Research Article
Pharmacological Interventions for Neuropathic Pain Associated with Compressive Myelopathy
Toshiya Tachibana*, Keishi Maruo, Fumihiro Arizumi, Kazuki Kusuyama, Kazuya Kishima and Shinichi Yoshiya
Department of Orthopaedic Surgery, Hyogo College of Medicine, Japan
- Corresponding Author:
- Toshiya Tachibana
Department of Orthopaedic
Surgery Hyogo College of Medicine
Nishinomiya, Hyogo-663-8501, Japan
Tel: +81-798-45-6452
Fax: +81-798-45-6453
E-mail: tachi@hyo-med.ac.jp
Received date: August 02, 2016; Accepted date: August 17, 2016; Published date: August 22, 2016
Citation: Tachibana T, Maruo K, Arizumi F, Kusuyama K, Kishima K, et al. (2016) Pharmacological Interventions for Neuropathic Pain Associated with Compressive Myelopathy. J Pain Relief 5:258. doi:10.4172/2167-0846.1000258
Copyright: © 2016 Tachibana T, et al. This is an open-access article distributed under the terms of the Creative Commons Attribution License, which permits unrestricted use, distribution, and reproduction in any medium, provided the original author and source are credited.
Abstract
Neuropathic pain following spinal cord injury (SCI) is a common problem in patients with SCI, which influences the quality of life of such patients.
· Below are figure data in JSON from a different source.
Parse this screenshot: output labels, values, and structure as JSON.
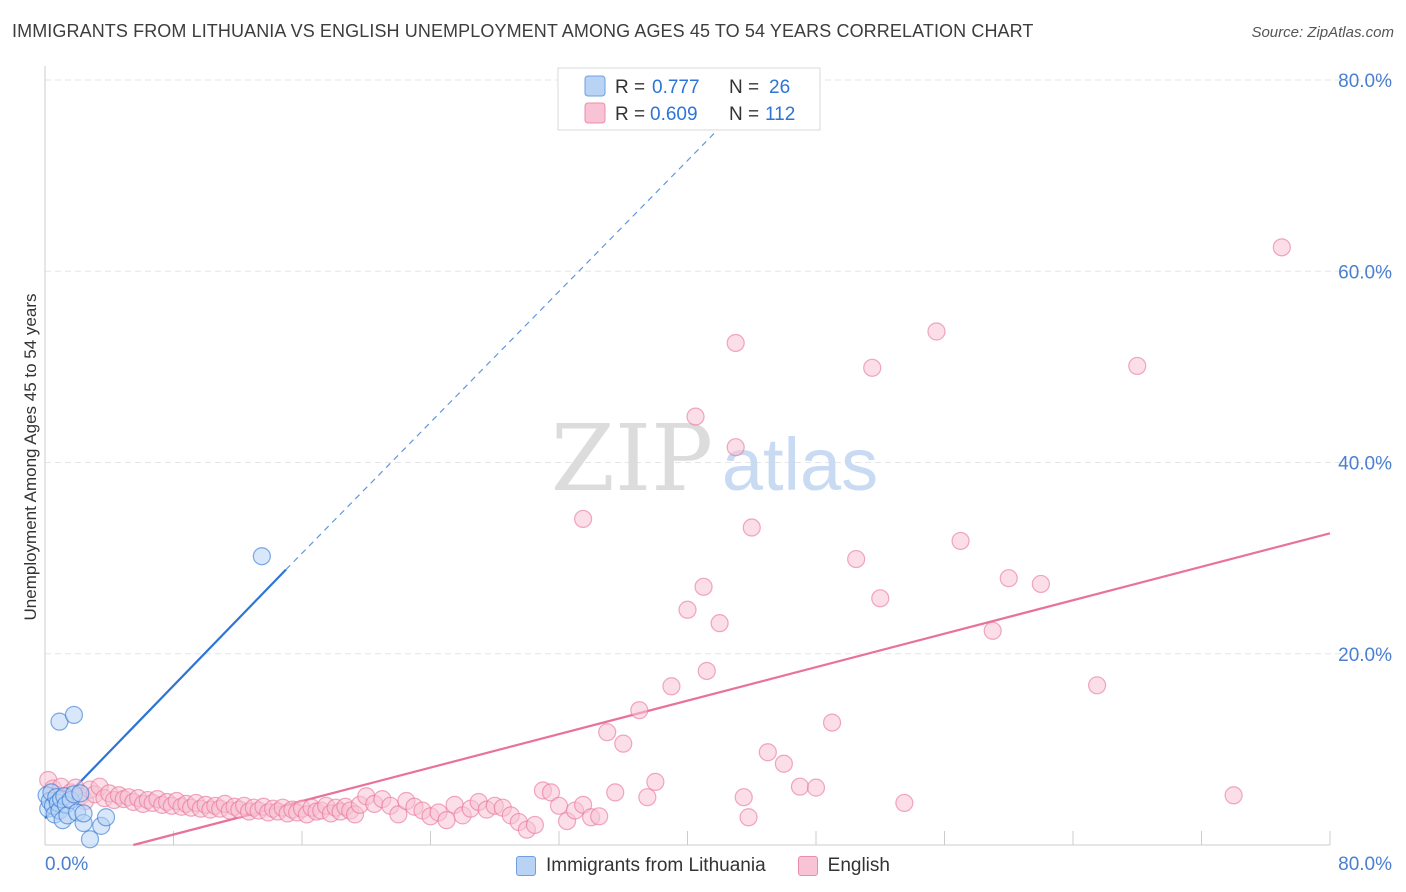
{
  "title": "IMMIGRANTS FROM LITHUANIA VS ENGLISH UNEMPLOYMENT AMONG AGES 45 TO 54 YEARS CORRELATION CHART",
  "source": "Source: ZipAtlas.com",
  "watermark": {
    "zip": "ZIP",
    "atlas": "atlas"
  },
  "legend_top": [
    {
      "r_label": "R = ",
      "r_value": "0.777",
      "n_label": "N = ",
      "n_value": "26"
    },
    {
      "r_label": "R = ",
      "r_value": "0.609",
      "n_label": "N = ",
      "n_value": "112"
    }
  ],
  "legend_bottom": [
    {
      "label": "Immigrants from Lithuania"
    },
    {
      "label": "English"
    }
  ],
  "chart_data": {
    "type": "scatter",
    "title": "IMMIGRANTS FROM LITHUANIA VS ENGLISH UNEMPLOYMENT AMONG AGES 45 TO 54 YEARS CORRELATION CHART",
    "xlabel": "",
    "ylabel": "Unemployment Among Ages 45 to 54 years",
    "xlim": [
      0,
      80
    ],
    "ylim": [
      0,
      80
    ],
    "x_tick_labels": [
      "0.0%",
      "80.0%"
    ],
    "y_tick_labels": [
      "20.0%",
      "40.0%",
      "60.0%",
      "80.0%"
    ],
    "y_ticks": [
      20,
      40,
      60,
      80
    ],
    "grid": true,
    "colors": {
      "blue": "#2d74d6",
      "pink": "#e8729a",
      "axis_text": "#4a7fd0"
    },
    "series": [
      {
        "name": "Immigrants from Lithuania",
        "color": "#2d74d6",
        "fill": "#b8d3f4",
        "trend": {
          "x": [
            0,
            15.0
          ],
          "y": [
            2.8,
            28.8
          ],
          "dashed_extension_to": [
            42.0,
            75.0
          ]
        },
        "points": [
          [
            0.1,
            5.2
          ],
          [
            0.2,
            3.8
          ],
          [
            0.3,
            4.6
          ],
          [
            0.4,
            5.5
          ],
          [
            0.5,
            4.1
          ],
          [
            0.6,
            3.2
          ],
          [
            0.7,
            5.0
          ],
          [
            0.8,
            4.4
          ],
          [
            0.9,
            3.6
          ],
          [
            1.0,
            4.8
          ],
          [
            1.1,
            2.6
          ],
          [
            1.2,
            5.1
          ],
          [
            1.3,
            4.2
          ],
          [
            1.4,
            3.1
          ],
          [
            1.6,
            4.7
          ],
          [
            1.8,
            5.3
          ],
          [
            2.0,
            3.4
          ],
          [
            2.2,
            5.4
          ],
          [
            2.4,
            2.3
          ],
          [
            0.9,
            12.9
          ],
          [
            1.8,
            13.6
          ],
          [
            2.4,
            3.3
          ],
          [
            2.8,
            0.6
          ],
          [
            3.5,
            2.0
          ],
          [
            3.8,
            2.9
          ],
          [
            13.5,
            30.2
          ]
        ]
      },
      {
        "name": "English",
        "color": "#e8729a",
        "fill": "#f8c3d4",
        "trend": {
          "x": [
            5.5,
            80.0
          ],
          "y": [
            0,
            32.6
          ]
        },
        "points": [
          [
            0.2,
            6.8
          ],
          [
            0.5,
            5.9
          ],
          [
            0.8,
            5.2
          ],
          [
            1.0,
            6.1
          ],
          [
            1.3,
            4.8
          ],
          [
            1.6,
            5.5
          ],
          [
            1.9,
            6.0
          ],
          [
            2.2,
            5.1
          ],
          [
            2.5,
            4.6
          ],
          [
            2.8,
            5.8
          ],
          [
            3.1,
            5.3
          ],
          [
            3.4,
            6.1
          ],
          [
            3.7,
            4.9
          ],
          [
            4.0,
            5.4
          ],
          [
            4.3,
            4.7
          ],
          [
            4.6,
            5.2
          ],
          [
            4.9,
            4.8
          ],
          [
            5.2,
            5.0
          ],
          [
            5.5,
            4.5
          ],
          [
            5.8,
            4.9
          ],
          [
            6.1,
            4.3
          ],
          [
            6.4,
            4.7
          ],
          [
            6.7,
            4.4
          ],
          [
            7.0,
            4.8
          ],
          [
            7.3,
            4.2
          ],
          [
            7.6,
            4.5
          ],
          [
            7.9,
            4.1
          ],
          [
            8.2,
            4.6
          ],
          [
            8.5,
            4.0
          ],
          [
            8.8,
            4.3
          ],
          [
            9.1,
            3.9
          ],
          [
            9.4,
            4.4
          ],
          [
            9.7,
            3.8
          ],
          [
            10.0,
            4.2
          ],
          [
            10.3,
            3.7
          ],
          [
            10.6,
            4.1
          ],
          [
            10.9,
            3.8
          ],
          [
            11.2,
            4.3
          ],
          [
            11.5,
            3.6
          ],
          [
            11.8,
            4.0
          ],
          [
            12.1,
            3.7
          ],
          [
            12.4,
            4.1
          ],
          [
            12.7,
            3.5
          ],
          [
            13.0,
            3.9
          ],
          [
            13.3,
            3.6
          ],
          [
            13.6,
            4.0
          ],
          [
            13.9,
            3.4
          ],
          [
            14.2,
            3.8
          ],
          [
            14.5,
            3.5
          ],
          [
            14.8,
            3.9
          ],
          [
            15.1,
            3.3
          ],
          [
            15.4,
            3.7
          ],
          [
            15.7,
            3.4
          ],
          [
            16.0,
            3.8
          ],
          [
            16.3,
            3.2
          ],
          [
            16.6,
            3.9
          ],
          [
            16.9,
            3.5
          ],
          [
            17.2,
            3.6
          ],
          [
            17.5,
            4.1
          ],
          [
            17.8,
            3.3
          ],
          [
            18.1,
            3.9
          ],
          [
            18.4,
            3.5
          ],
          [
            18.7,
            4.0
          ],
          [
            19.0,
            3.6
          ],
          [
            19.3,
            3.2
          ],
          [
            19.6,
            4.2
          ],
          [
            20.0,
            5.1
          ],
          [
            20.5,
            4.3
          ],
          [
            21.0,
            4.8
          ],
          [
            21.5,
            4.1
          ],
          [
            22.0,
            3.2
          ],
          [
            22.5,
            4.6
          ],
          [
            23.0,
            4.0
          ],
          [
            23.5,
            3.6
          ],
          [
            24.0,
            3.0
          ],
          [
            24.5,
            3.4
          ],
          [
            25.0,
            2.6
          ],
          [
            25.5,
            4.2
          ],
          [
            26.0,
            3.1
          ],
          [
            26.5,
            3.8
          ],
          [
            27.0,
            4.5
          ],
          [
            27.5,
            3.7
          ],
          [
            28.0,
            4.1
          ],
          [
            28.5,
            3.9
          ],
          [
            29.0,
            3.1
          ],
          [
            29.5,
            2.4
          ],
          [
            30.0,
            1.6
          ],
          [
            30.5,
            2.1
          ],
          [
            31.0,
            5.7
          ],
          [
            31.5,
            5.5
          ],
          [
            32.0,
            4.1
          ],
          [
            32.5,
            2.5
          ],
          [
            33.0,
            3.6
          ],
          [
            33.5,
            4.2
          ],
          [
            34.0,
            2.9
          ],
          [
            34.5,
            3.0
          ],
          [
            35.0,
            11.8
          ],
          [
            35.5,
            5.5
          ],
          [
            36.0,
            10.6
          ],
          [
            37.0,
            14.1
          ],
          [
            37.5,
            5.0
          ],
          [
            38.0,
            6.6
          ],
          [
            39.0,
            16.6
          ],
          [
            40.0,
            24.6
          ],
          [
            41.0,
            27.0
          ],
          [
            42.0,
            23.2
          ],
          [
            44.0,
            33.2
          ]
        ],
        "outliers": [
          [
            33.5,
            34.1
          ],
          [
            40.5,
            44.8
          ],
          [
            41.2,
            18.2
          ],
          [
            43.0,
            41.6
          ],
          [
            43.5,
            5.0
          ],
          [
            43.8,
            2.9
          ],
          [
            45.0,
            9.7
          ],
          [
            46.0,
            8.5
          ],
          [
            47.0,
            6.1
          ],
          [
            48.0,
            6.0
          ],
          [
            49.0,
            12.8
          ],
          [
            50.5,
            29.9
          ],
          [
            51.5,
            49.9
          ],
          [
            52.0,
            25.8
          ],
          [
            53.5,
            4.4
          ],
          [
            55.5,
            53.7
          ],
          [
            57.0,
            31.8
          ],
          [
            59.0,
            22.4
          ],
          [
            60.0,
            27.9
          ],
          [
            62.0,
            27.3
          ],
          [
            65.5,
            16.7
          ],
          [
            68.0,
            50.1
          ],
          [
            74.0,
            5.2
          ],
          [
            77.0,
            62.5
          ],
          [
            43.0,
            52.5
          ]
        ]
      }
    ]
  }
}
However, in our experiments of treatments for patients with compressive myelopathy, neuropathic pain was identified in patients with not only SCI, but also those with compressive myelopathy. The objective of this study was the evaluation of pharmacological interventions for neuropathic pain associated with compressive myelopathy (NePCM). Forty-five consecutive patients with NePCM who underwent pharmacological interventions from 2005 to 2016 were included in the study. Patient records were analyzed retrospectively. Evaluated factors were visual analog scale (VAS) and grid score (GS), which were used for quantification of pain. Effective pharmacological interventions were identified when VAS or GS decreased more than 10 points after treatments. The patients’ diagnoses were as follows: cervical or thoracic ossification of posterior longitude ligaments in 17 patients, cervical spondylotic myelopathy in 12 patients, disc herniation in 3 patients, and other diagnoses in 13 patients. All patients received decompression surgery with or without spinal fusion except 7 patients. Cervical lesions were in 32 patients, thoracic lesions were in 11 patients, and both cervical and thoracic lesions were in 2 patients. Pain distribution was at-level in 10 patients, below-level in 23 patients, and both at-level and below-level in 12 patients. Effective interventions were anticonvulsants for 19 patients, antidepressants for 10 patients, and other interventions for 3 patients. The effective anticonvulsants were pregabalin for 9 patients, gabapentin for 6 patients, and chronazepam for 5 patients. The effective antidepressants were duloxetine for 7 patients. However, 15 patients did not respond to any medications. Anticonvulsants and antidepressants are likely to be effective for NePCM, however, some patients do not respond to these interventions. Therefore, advanced treatments have to be developed for NePCM.